Although pharmaceutical organisations have been using RFID technology for years in niche applications (such as tracking laboratory samples), these companies have recently begun examining the potential benefits of using RFID to track finished products.
Because of the high value of pharmaceutical products, the cost barrier for tagging products within the supply chain is relatively low. In addition, the US Food and Drug Administration (FDA) has acknowledged the benefits of a universal 'electronic pedigree' that can identify and track individual pharmaceutical products throughout the entire supply chain.
Too optimistic?
In a recent FDA report the agency estimated that pharmaceutical companies would complete the full-scale pallet and case level RFID tagging of most pharmaceutical products within three years, using electronic product code (EPC)-compliant RFID tags. However, META Group's analysts believe that this anticipated timescale is too optimistic given the current immaturity of EPC tag technology; They suggest that the challenges surrounding EPC technology are likely to be the most limiting factors in the use of EPC-based RFID technology.
"The inherent problem with EPC technology, from a pharmaceutical perspective, is the lack of anti-cloning features in the EPC chip itself," explained Bruce Hudson, programme director with META Group's Enterprise Application Strategies service. "With current EPC specifications, it is possible to programme one chip with the exact data of another, effectively cloning the first chip. Without guaranteed authentication, the usefulness of RFID is significantly reduced."
Five ROI points
META Group analysts believe RFID usage within the pharmaceutical industry will be limited to a simple track-and-trace role until EPC specifications are revised, which they say could take up to two years. Once implemented, META Group predicts that RFID will prove very beneficial to the pharmaceutical industry, offering ROI in the following five key areas:
- Inventory management: As well as enabling improved inventory visibility, RFID can merge identity with environmental information to create an individual or dynamic expiry date based on the environment's effects on the active ingredients.
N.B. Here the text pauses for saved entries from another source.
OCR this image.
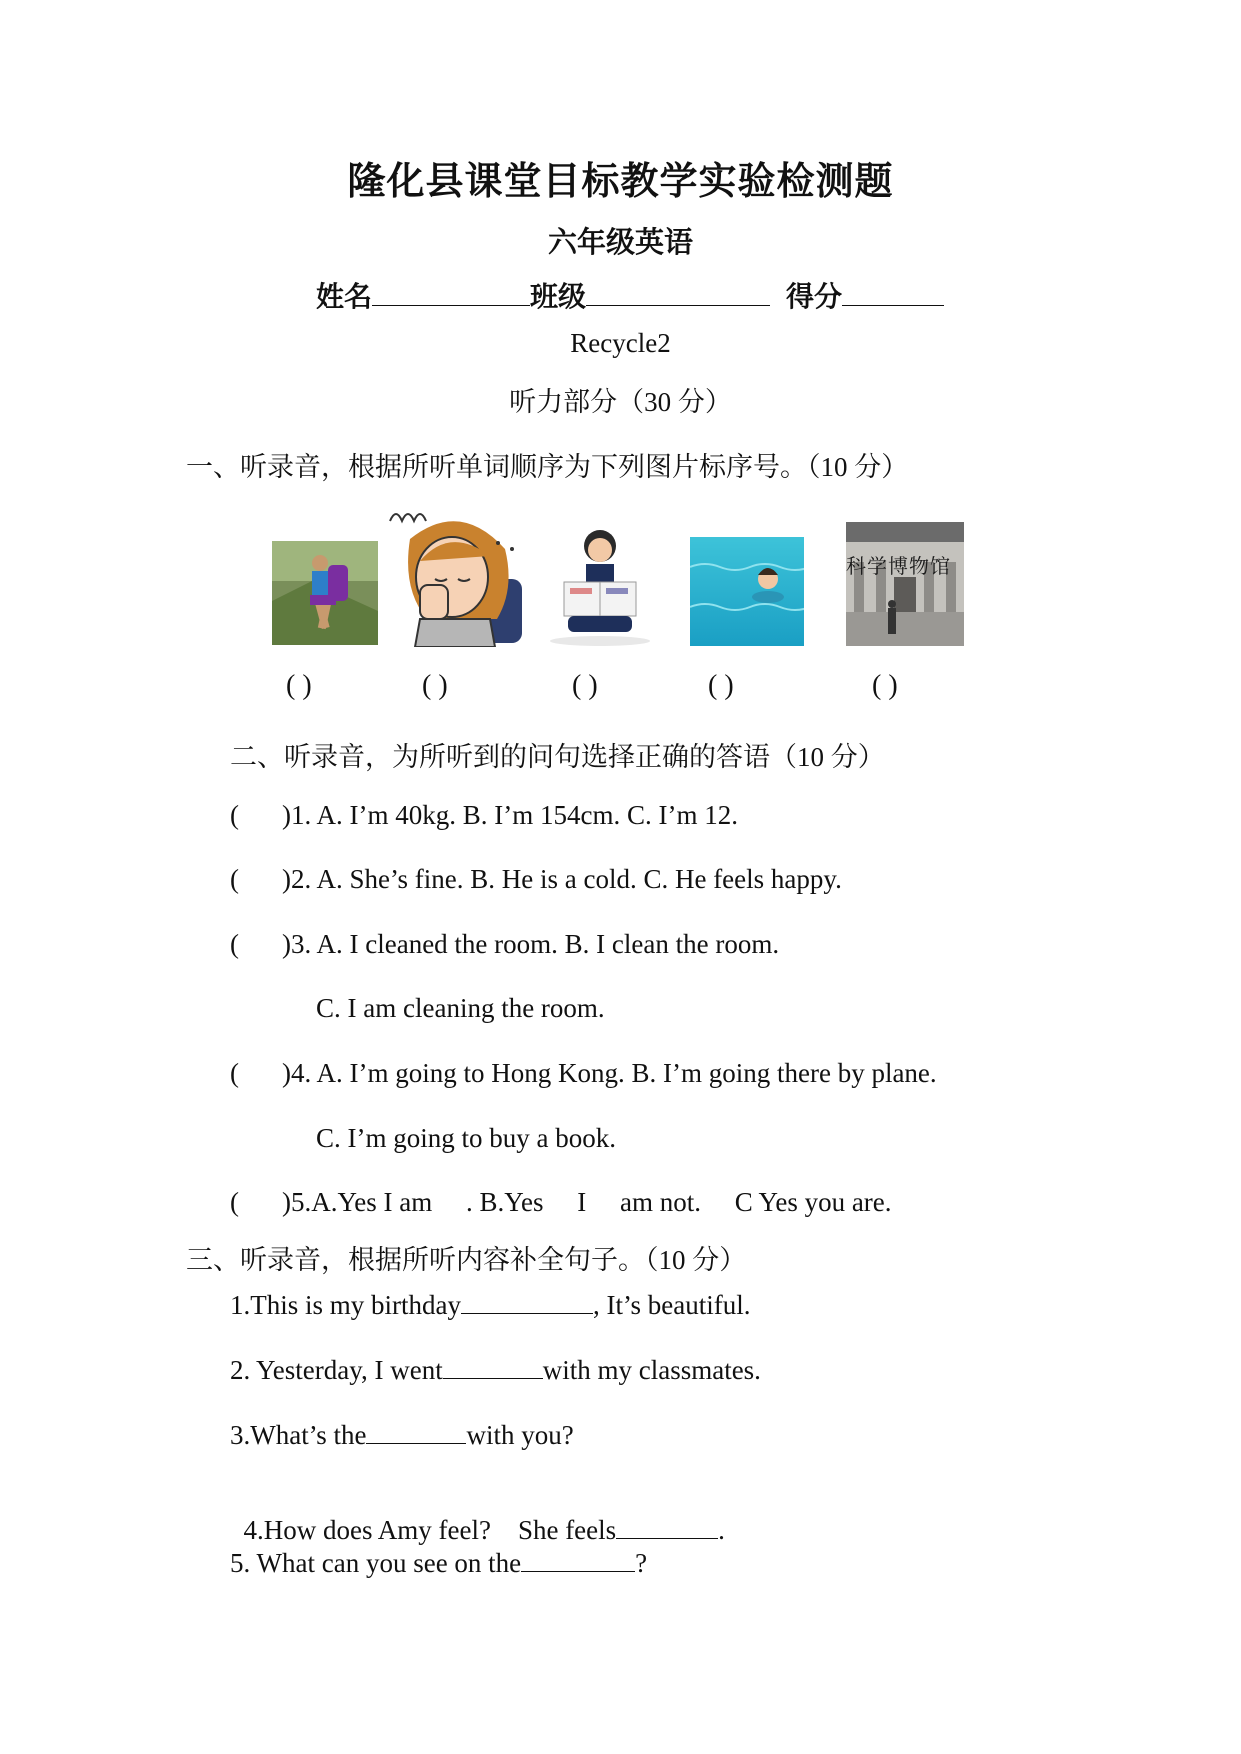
隆化县课堂目标教学实验检测题
六年级英语
姓名	班级	得分
Recycle2
听力部分（30 分）
一、听录音，根据所听单词顺序为下列图片标序号。（10 分）
科学博物馆
( )	( )	( )	( )	( )
二、听录音，为所听到的问句选择正确的答语（10 分）
( )1. A. I’m 40kg. B. I’m 154cm. C. I’m 12.
( )2. A. She’s fine. B. He is a cold. C. He feels happy.
( )3. A. I cleaned the room. B. I clean the room.
C. I am cleaning the room.
( )4. A. I’m going to Hong Kong. B. I’m going there by plane.
C. I’m going to buy a book.
( )5.A.Yes I am     . B.Yes     I     am not.     C Yes you are.
三、听录音，根据所听内容补全句子。（10 分）
1.This is my birthday	, It’s beautiful.
2. Yesterday, I went	with my classmates.
3.What’s the	with you?

4.How does Amy feel?    She feels	.

5. What can you see on the	?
- Recalls: In the event that a product recall is initiated, pharmaceutical organisations would be able to respond more efficiently and quickly in identifying the recalled product.
- Patient safety: By combining RFID-tagged drugs with other positive identification measures (such as patient identification and unit-of-dose bar coding) the FDA estimates that most of the 1.25 million adverse reactions and 7,000 patient deaths annually in the USA due to drug errors could be prevented.
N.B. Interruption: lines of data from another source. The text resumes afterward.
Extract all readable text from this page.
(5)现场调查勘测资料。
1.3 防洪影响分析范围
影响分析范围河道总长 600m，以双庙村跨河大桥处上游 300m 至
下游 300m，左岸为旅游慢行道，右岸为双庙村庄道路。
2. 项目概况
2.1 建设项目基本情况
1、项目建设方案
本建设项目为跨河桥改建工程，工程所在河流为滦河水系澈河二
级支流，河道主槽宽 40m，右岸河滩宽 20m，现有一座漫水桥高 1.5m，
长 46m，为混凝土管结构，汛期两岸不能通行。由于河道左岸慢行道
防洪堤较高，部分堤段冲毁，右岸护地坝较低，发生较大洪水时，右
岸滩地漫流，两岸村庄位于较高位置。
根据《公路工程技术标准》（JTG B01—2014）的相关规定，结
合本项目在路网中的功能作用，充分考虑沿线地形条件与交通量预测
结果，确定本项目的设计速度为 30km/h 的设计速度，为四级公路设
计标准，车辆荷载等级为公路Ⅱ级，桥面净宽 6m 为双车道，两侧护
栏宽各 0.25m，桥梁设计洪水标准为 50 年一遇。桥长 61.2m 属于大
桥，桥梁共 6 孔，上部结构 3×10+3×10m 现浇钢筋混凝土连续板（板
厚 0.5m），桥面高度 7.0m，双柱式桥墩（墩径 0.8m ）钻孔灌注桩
- Product diversion: Diverting drug shipments from low-cost regions to high-cost regions costs pharmaceutical organisations millions of dollars each year. Positively identifying shipments and tracking them to their intended destinations could significantly reduce the size of the 'grey market'.
- Counterfeiting: Drug counterfeiting is a serious health issue, particularly in poorer regions of the world. Current recommendations are to deploy two forms of anti-counterfeiting measures - one visible (such as a hologram) and one invisible (such as an RFID tag) - to present real obstacles for counterfeiters.
"Because of the compelling ROI for pharmaceutical organisations and their distributors, RFID use in the industry will surpass that of CPG companies within 18 months," predicted Hudson. "However, major issues need to be addressed before we see full-scale deployment. In addition to authentication issues, the industry must address the validation of RFID systems by the FDA, the still-unknown impact of radio frequency energy on drugs, and data management in the light of competitors."